Prog Neurobiol. 2000 Sep;62(1):63-88. doi: 10.1016/s0301-0082(99)00067-2.
The basal ganglia circuitry processes the signals that flow from the cortex, allowing the correct execution of voluntary movements. In Parkinson's disease, the degeneration of dopaminergic neurons of the substantia nigra pars compacta triggers a cascade of functional changes affecting the whole basal ganglia network. The most relevant alterations affect the output nuclei of the circuit, the medial globus pallidus and substantia nigra pars reticulata, which become hyperactive. Such hyperactivity is sustained by the enhanced glutamatergic inputs that the output nuclei receive from the subthalamic nucleus. The mechanisms leading to the subthalamic disinhibition are still poorly understood. According to the current model of basal ganglia organization, the phenomenon is due to a decrease in the inhibitory control exerted over the subthalamic nucleus by the lateral globus pallidus. Recent data, however, suggest that additional if not alternative mechanisms may underlie subthalamic hyperactivity. In particular, given the reciprocal innervation of the substantia nigra pars compacta and the subthalamic nucleus, the dopaminergic deficit might influence the subthalamic activity, directly. In addition, the increased excitatory drive to the dopaminergic nigral neurons originating from the hyperactive subthalamic nucleus might sustain the progression of the degenerative process. The identification of the role of the subthalamic nucleus and, more in general, of the glutamatergic mechanisms in the pathophysiology of Parkinson's disease might lead to a new approach in the pharmacological treatment of the disease. Current therapeutic strategies rely on the use of L-DOPA and/or dopamine agonists to correct the dopaminergic deficit. Drugs capable of antagonizing the effects of glutamate might represent, in the next future, a valuable tool for the development of new symptomatic and neuroprotective strategies for therapy of Parkinson's disease.

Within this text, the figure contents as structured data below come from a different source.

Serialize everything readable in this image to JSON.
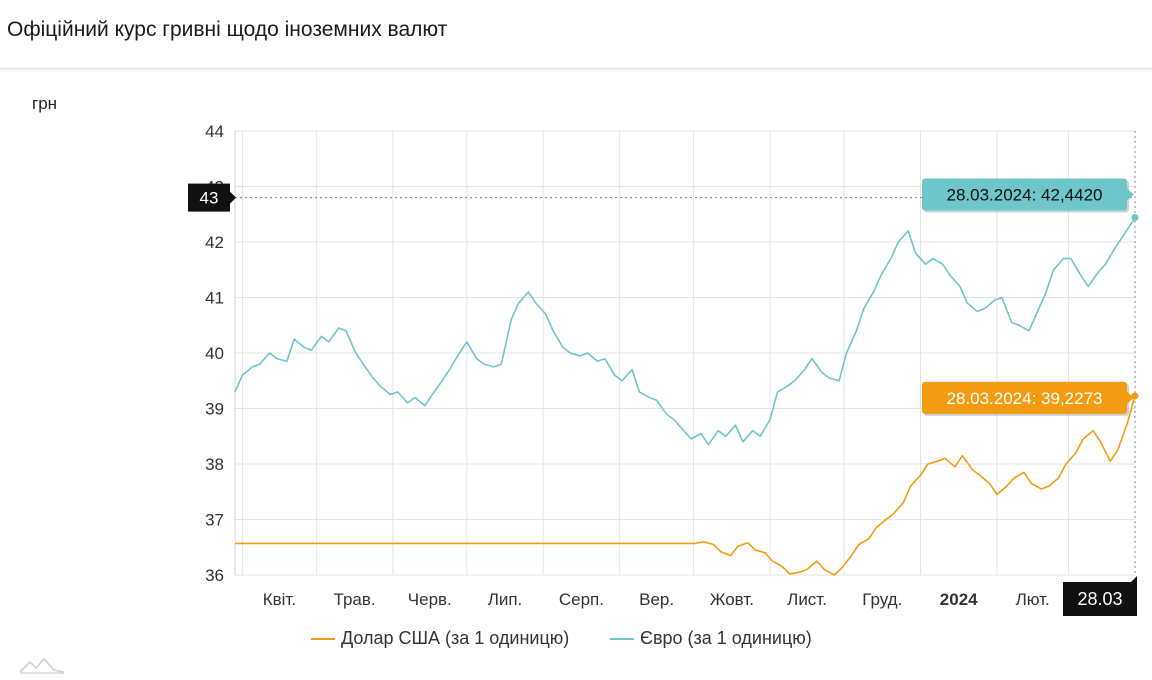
{
  "header": {
    "title": "Офіційний курс гривні щодо іноземних валют"
  },
  "unit_label": "грн",
  "colors": {
    "usd": "#f39c12",
    "eur": "#6ec6ca",
    "cursor_dark": "#111111"
  },
  "tooltips": {
    "eur": "28.03.2024: 42,4420",
    "usd": "28.03.2024: 39,2273"
  },
  "crosshair": {
    "y_label": "43",
    "x_label": "28.03"
  },
  "legend": {
    "usd": "Долар США (за 1 одиницю)",
    "eur": "Євро (за 1 одиницю)"
  },
  "chart_data": {
    "type": "line",
    "title": "Офіційний курс гривні щодо іноземних валют",
    "ylabel": "грн",
    "ylim": [
      36,
      44
    ],
    "yticks": [
      36,
      37,
      38,
      39,
      40,
      41,
      42,
      43,
      44
    ],
    "grid": true,
    "legend_position": "bottom",
    "x_range": [
      "2023-03-29",
      "2024-03-28"
    ],
    "month_labels": [
      {
        "date": "2023-04-01",
        "label": "Квіт.",
        "bold": false
      },
      {
        "date": "2023-05-01",
        "label": "Трав.",
        "bold": false
      },
      {
        "date": "2023-06-01",
        "label": "Черв.",
        "bold": false
      },
      {
        "date": "2023-07-01",
        "label": "Лип.",
        "bold": false
      },
      {
        "date": "2023-08-01",
        "label": "Серп.",
        "bold": false
      },
      {
        "date": "2023-09-01",
        "label": "Вер.",
        "bold": false
      },
      {
        "date": "2023-10-01",
        "label": "Жовт.",
        "bold": false
      },
      {
        "date": "2023-11-01",
        "label": "Лист.",
        "bold": false
      },
      {
        "date": "2023-12-01",
        "label": "Груд.",
        "bold": false
      },
      {
        "date": "2024-01-01",
        "label": "2024",
        "bold": true
      },
      {
        "date": "2024-02-01",
        "label": "Лют.",
        "bold": false
      }
    ],
    "series": [
      {
        "name": "Долар США (за 1 одиницю)",
        "key": "usd",
        "x": [
          "2023-03-29",
          "2023-04-15",
          "2023-05-01",
          "2023-05-20",
          "2023-06-10",
          "2023-07-01",
          "2023-07-20",
          "2023-08-10",
          "2023-09-01",
          "2023-09-20",
          "2023-10-02",
          "2023-10-05",
          "2023-10-09",
          "2023-10-12",
          "2023-10-16",
          "2023-10-19",
          "2023-10-23",
          "2023-10-26",
          "2023-10-30",
          "2023-11-02",
          "2023-11-06",
          "2023-11-09",
          "2023-11-13",
          "2023-11-16",
          "2023-11-20",
          "2023-11-23",
          "2023-11-27",
          "2023-11-30",
          "2023-12-04",
          "2023-12-07",
          "2023-12-11",
          "2023-12-14",
          "2023-12-18",
          "2023-12-21",
          "2023-12-25",
          "2023-12-28",
          "2024-01-01",
          "2024-01-04",
          "2024-01-08",
          "2024-01-11",
          "2024-01-15",
          "2024-01-18",
          "2024-01-22",
          "2024-01-25",
          "2024-01-29",
          "2024-02-01",
          "2024-02-05",
          "2024-02-08",
          "2024-02-12",
          "2024-02-15",
          "2024-02-19",
          "2024-02-22",
          "2024-02-26",
          "2024-02-29",
          "2024-03-04",
          "2024-03-07",
          "2024-03-11",
          "2024-03-14",
          "2024-03-18",
          "2024-03-21",
          "2024-03-25",
          "2024-03-28"
        ],
        "y": [
          36.5686,
          36.5686,
          36.5686,
          36.5686,
          36.5686,
          36.5686,
          36.5686,
          36.5686,
          36.5686,
          36.5686,
          36.5686,
          36.6,
          36.55,
          36.42,
          36.35,
          36.52,
          36.58,
          36.45,
          36.4,
          36.25,
          36.15,
          36.02,
          36.05,
          36.1,
          36.25,
          36.1,
          36.0,
          36.12,
          36.35,
          36.55,
          36.65,
          36.85,
          37.0,
          37.1,
          37.3,
          37.6,
          37.8,
          38.0,
          38.05,
          38.1,
          37.95,
          38.15,
          37.9,
          37.8,
          37.65,
          37.45,
          37.6,
          37.75,
          37.85,
          37.65,
          37.55,
          37.6,
          37.75,
          38.0,
          38.2,
          38.45,
          38.6,
          38.4,
          38.05,
          38.25,
          38.75,
          39.2273
        ]
      },
      {
        "name": "Євро (за 1 одиницю)",
        "key": "eur",
        "x": [
          "2023-03-29",
          "2023-04-01",
          "2023-04-05",
          "2023-04-08",
          "2023-04-12",
          "2023-04-15",
          "2023-04-19",
          "2023-04-22",
          "2023-04-26",
          "2023-04-29",
          "2023-05-03",
          "2023-05-06",
          "2023-05-10",
          "2023-05-13",
          "2023-05-17",
          "2023-05-20",
          "2023-05-24",
          "2023-05-27",
          "2023-05-31",
          "2023-06-03",
          "2023-06-07",
          "2023-06-10",
          "2023-06-14",
          "2023-06-17",
          "2023-06-21",
          "2023-06-24",
          "2023-06-28",
          "2023-07-01",
          "2023-07-05",
          "2023-07-08",
          "2023-07-12",
          "2023-07-15",
          "2023-07-19",
          "2023-07-22",
          "2023-07-26",
          "2023-07-29",
          "2023-08-02",
          "2023-08-05",
          "2023-08-09",
          "2023-08-12",
          "2023-08-16",
          "2023-08-19",
          "2023-08-23",
          "2023-08-26",
          "2023-08-30",
          "2023-09-02",
          "2023-09-06",
          "2023-09-09",
          "2023-09-13",
          "2023-09-16",
          "2023-09-20",
          "2023-09-23",
          "2023-09-27",
          "2023-09-30",
          "2023-10-04",
          "2023-10-07",
          "2023-10-11",
          "2023-10-14",
          "2023-10-18",
          "2023-10-21",
          "2023-10-25",
          "2023-10-28",
          "2023-11-01",
          "2023-11-04",
          "2023-11-08",
          "2023-11-11",
          "2023-11-15",
          "2023-11-18",
          "2023-11-22",
          "2023-11-25",
          "2023-11-29",
          "2023-12-02",
          "2023-12-06",
          "2023-12-09",
          "2023-12-13",
          "2023-12-16",
          "2023-12-20",
          "2023-12-23",
          "2023-12-27",
          "2023-12-30",
          "2024-01-03",
          "2024-01-06",
          "2024-01-10",
          "2024-01-13",
          "2024-01-17",
          "2024-01-20",
          "2024-01-24",
          "2024-01-27",
          "2024-01-31",
          "2024-02-03",
          "2024-02-07",
          "2024-02-10",
          "2024-02-14",
          "2024-02-17",
          "2024-02-21",
          "2024-02-24",
          "2024-02-28",
          "2024-03-02",
          "2024-03-06",
          "2024-03-09",
          "2024-03-13",
          "2024-03-16",
          "2024-03-20",
          "2024-03-23",
          "2024-03-26",
          "2024-03-28"
        ],
        "y": [
          39.3,
          39.6,
          39.75,
          39.8,
          40.0,
          39.9,
          39.85,
          40.25,
          40.1,
          40.05,
          40.3,
          40.2,
          40.45,
          40.4,
          40.0,
          39.8,
          39.55,
          39.4,
          39.25,
          39.3,
          39.1,
          39.2,
          39.05,
          39.25,
          39.5,
          39.7,
          40.0,
          40.2,
          39.9,
          39.8,
          39.75,
          39.8,
          40.6,
          40.9,
          41.1,
          40.9,
          40.7,
          40.4,
          40.1,
          40.0,
          39.95,
          40.0,
          39.85,
          39.9,
          39.6,
          39.5,
          39.7,
          39.3,
          39.2,
          39.15,
          38.9,
          38.8,
          38.6,
          38.45,
          38.55,
          38.35,
          38.6,
          38.5,
          38.7,
          38.4,
          38.6,
          38.5,
          38.8,
          39.3,
          39.4,
          39.5,
          39.7,
          39.9,
          39.65,
          39.55,
          39.5,
          40.0,
          40.4,
          40.8,
          41.1,
          41.4,
          41.7,
          42.0,
          42.2,
          41.8,
          41.6,
          41.7,
          41.6,
          41.4,
          41.2,
          40.9,
          40.75,
          40.8,
          40.95,
          41.0,
          40.55,
          40.5,
          40.4,
          40.7,
          41.1,
          41.5,
          41.7,
          41.7,
          41.4,
          41.2,
          41.45,
          41.6,
          41.9,
          42.1,
          42.3,
          42.442
        ]
      }
    ]
  }
}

基底神经节回路处理从皮层传来的信号,使自主运动得以正确执行。在帕金森病中,黑质致密部多巴胺能神经元的变性引发了一系列影响整个基底神经节网络的功能变化。最相关的改变影响该回路的输出核团,即内侧苍白球和黑质网状部,它们变得过度活跃。这种过度活跃由输出核团从丘脑底核接收的增强的谷氨酸能输入所维持。导致丘脑底核去抑制的机制仍知之甚少。根据目前的基底神经节组织模型,这种现象是由于外侧苍白球对丘脑底核施加的抑制性控制减弱所致。然而,最近的数据表明,丘脑底核过度活跃可能有其他机制,即便不是替代机制。特别是,鉴于黑质致密部和丘脑底核的相互神经支配,多巴胺能缺陷可能直接影响丘脑底核的活动。此外,来自过度活跃的丘脑底核的对多巴胺能黑质神经元的兴奋性驱动增加,可能会维持退行性过程的进展。确定丘脑底核以及更一般地谷氨酸能机制在帕金森病病理生理学中的作用,可能会为该疾病的药物治疗带来新方法。目前的治疗策略依赖于使用左旋多巴和/或多巴胺激动剂来纠正多巴胺能缺陷。能够拮抗谷氨酸作用的药物在未来可能成为开发帕金森病新的对症和神经保护治疗策略的有价值工具。